Javier Fernández de Castro
Dentro de su encomiable esfuerzo por mantener vivo y accesible a Vicente Blasco Ibáñez la Biblioteca Castro publica ahora el Tomo III de los cinco volúmenes que dedicará a sus Novelas, con lo cual el lector de lengua castellana tendrá a su disposición una veintena de obras del genial escritor valenciano. De los cuatro títulos que componen la presente entrega, los dos primeros, La bodega y La horda, pertenecen al ciclo de las llamadas "novelas sociales" y en cierto modo entroncan con Cañas y barro o Arroz y tartana. La mayor diferencia consiste en que en lugar de estar ambientadas en La Albufera, la primera, La bodega, ocurre en el campo andaluz y tiene como tema fundamental los latifundios y los levantamientos campesinos; La horda, por su parte, está ambientada en los miserables suburbios de Madrid y soporta con bastante donaire una comparación no maliciosa con La busca, de Pío Baroja. En cambio la tercera, La maja desnuda, es de ambiente internacional y se lee con gusto pero tiene la desgracia de haber sido alcanzada y sobrepasada por el tiempo, aparte de que los protagonistas juegan con la desventaja de llevar unos nombres que son una afrenta a la credibilidad y la verosimilitud: él, el héroe, es un pintor llamado Mariano Romerales, mientras que Ella, la maja desnuda, es una dama llamada Alberca.

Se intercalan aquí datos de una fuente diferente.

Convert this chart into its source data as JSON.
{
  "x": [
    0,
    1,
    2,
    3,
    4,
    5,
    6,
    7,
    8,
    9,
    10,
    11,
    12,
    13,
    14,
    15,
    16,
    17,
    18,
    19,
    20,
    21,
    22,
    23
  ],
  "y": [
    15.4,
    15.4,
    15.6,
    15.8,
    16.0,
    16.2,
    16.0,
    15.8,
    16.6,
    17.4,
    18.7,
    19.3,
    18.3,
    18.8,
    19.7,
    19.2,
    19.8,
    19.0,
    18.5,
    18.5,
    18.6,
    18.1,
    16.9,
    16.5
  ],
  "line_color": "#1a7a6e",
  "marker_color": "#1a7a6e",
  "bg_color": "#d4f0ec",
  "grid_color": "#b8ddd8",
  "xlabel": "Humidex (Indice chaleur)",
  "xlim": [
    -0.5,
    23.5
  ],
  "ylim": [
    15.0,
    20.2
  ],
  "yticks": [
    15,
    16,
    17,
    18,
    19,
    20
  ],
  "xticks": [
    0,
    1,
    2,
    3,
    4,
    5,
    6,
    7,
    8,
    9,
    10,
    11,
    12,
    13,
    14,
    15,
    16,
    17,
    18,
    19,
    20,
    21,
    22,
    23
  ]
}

Como todo el mundo sabía que Blasco Ibáñez se inspiraba en su propia experiencia y que buscaba modelos reales para sus personajes, a casi nadie le cupo la menor duda de que la susodicha Alberca era en realidad Elena Ortúzar, una bella chilena que a la sazón era públicamente su amante y que luego pasaría a ser su segunda esposa. Pero digo "casi todo el mundo" porque a Clotilde, la mujer de Joaquín Sorolla, tampoco le cupo la menor duda de quien era la amante desnuda en cuestión, salvo que identificó al pintor de ficción con su marido real y al pobre hombre el equívoco le costó un considerable disgusto.
La cuarta y última de las novelas incluidas en este volumen es Sangre y arena y aunque también ha sido alcanzada por el tiempo, en cambio ha cobrado actualidad gracias a la polémica suscitada a raíz de la prohibición de la "fiesta nacional" en Catalunya y la conmoción que tal medida ha causado en el mundo de los toros. Mientras lea, el lector acabará por preguntarse qué es en realidad esa fiesta que con tanto ahínco defienden los taurinos, pues lo que actualmente se ve en las plazas de toros apenas tiene nada que ver con lo que eran los toros hace ahora justamente un siglo. En cuyo caso el lector acabará preguntándose de paso qué es lo que con tanto ahínco defienden los partidarios de la tradición y la identidad. Ahora que el campo es lo más parecido a un parque temático y que el campesino vive colgado de las subvenciones europeas, la vieja aristocracia rural es lo más parecido a esas cabezas de toro disecadas que cuelgan en los bares de ambiente taurino, y sus hijas más preclaras, esa rubísima y cosmopolita Doña Zol que obnubila al pobre torero de baja extracción, en realidad le proporciona a éste tantas excusas para quitársela de encima que ni el propio Blasco se cree que ella vaya a ser causa última de la previsible hecatombe del héroe y, en efecto, el pobre hombre acaba sucumbiendo a su propia falta de valor y no por las insidias de una caprichosa malcriada. Y otro tanto cabría decir de la ideología, la mentalidad, las costumbres, la vestimenta o las causas más profundas que regían las vidas de nuestros mayores: si nada de todo eso es reconocible hoy, qué es lo que se defiende cuando se habla de identidad y tradición.
Quede claro, sin embargo (y creo que esto bien podría hacerse extensible a gran parte de la literatura del pasado), que tener la paciencia del cazador y pasar páginas y más páginas muy bien escritas pero intranscendentes acaba siendo altamente rentable porque, de pronto, la prosa se libra de aceites y telarañas y se alza con la majestuosa nitidez de la verdad, lo imperecedero, lo que está más allá de cualquier discusión. Y no es necesario que se trate de temas trascendentes. Hablo, por ejemplo, de la prodigiosa descripción del traslado, de noche y al galope tendido, de unos toros criados a una dehesa y que van a ser lidiados en la Maestranza de Sevilla. O de la descripción (sí, a estas alturas) de una procesión de semana santa, también nocturna, o de una reflexión sobre la tauromaquia como elemento civilizador (con respecto a un pasado inmediato aún más salvaje y sanguinario). Son momentos esporádicos y que van apareciendo aquí y allá, pero que son deslumbrantes y justifican de sobras dedicar a estos libros la atención que merecen.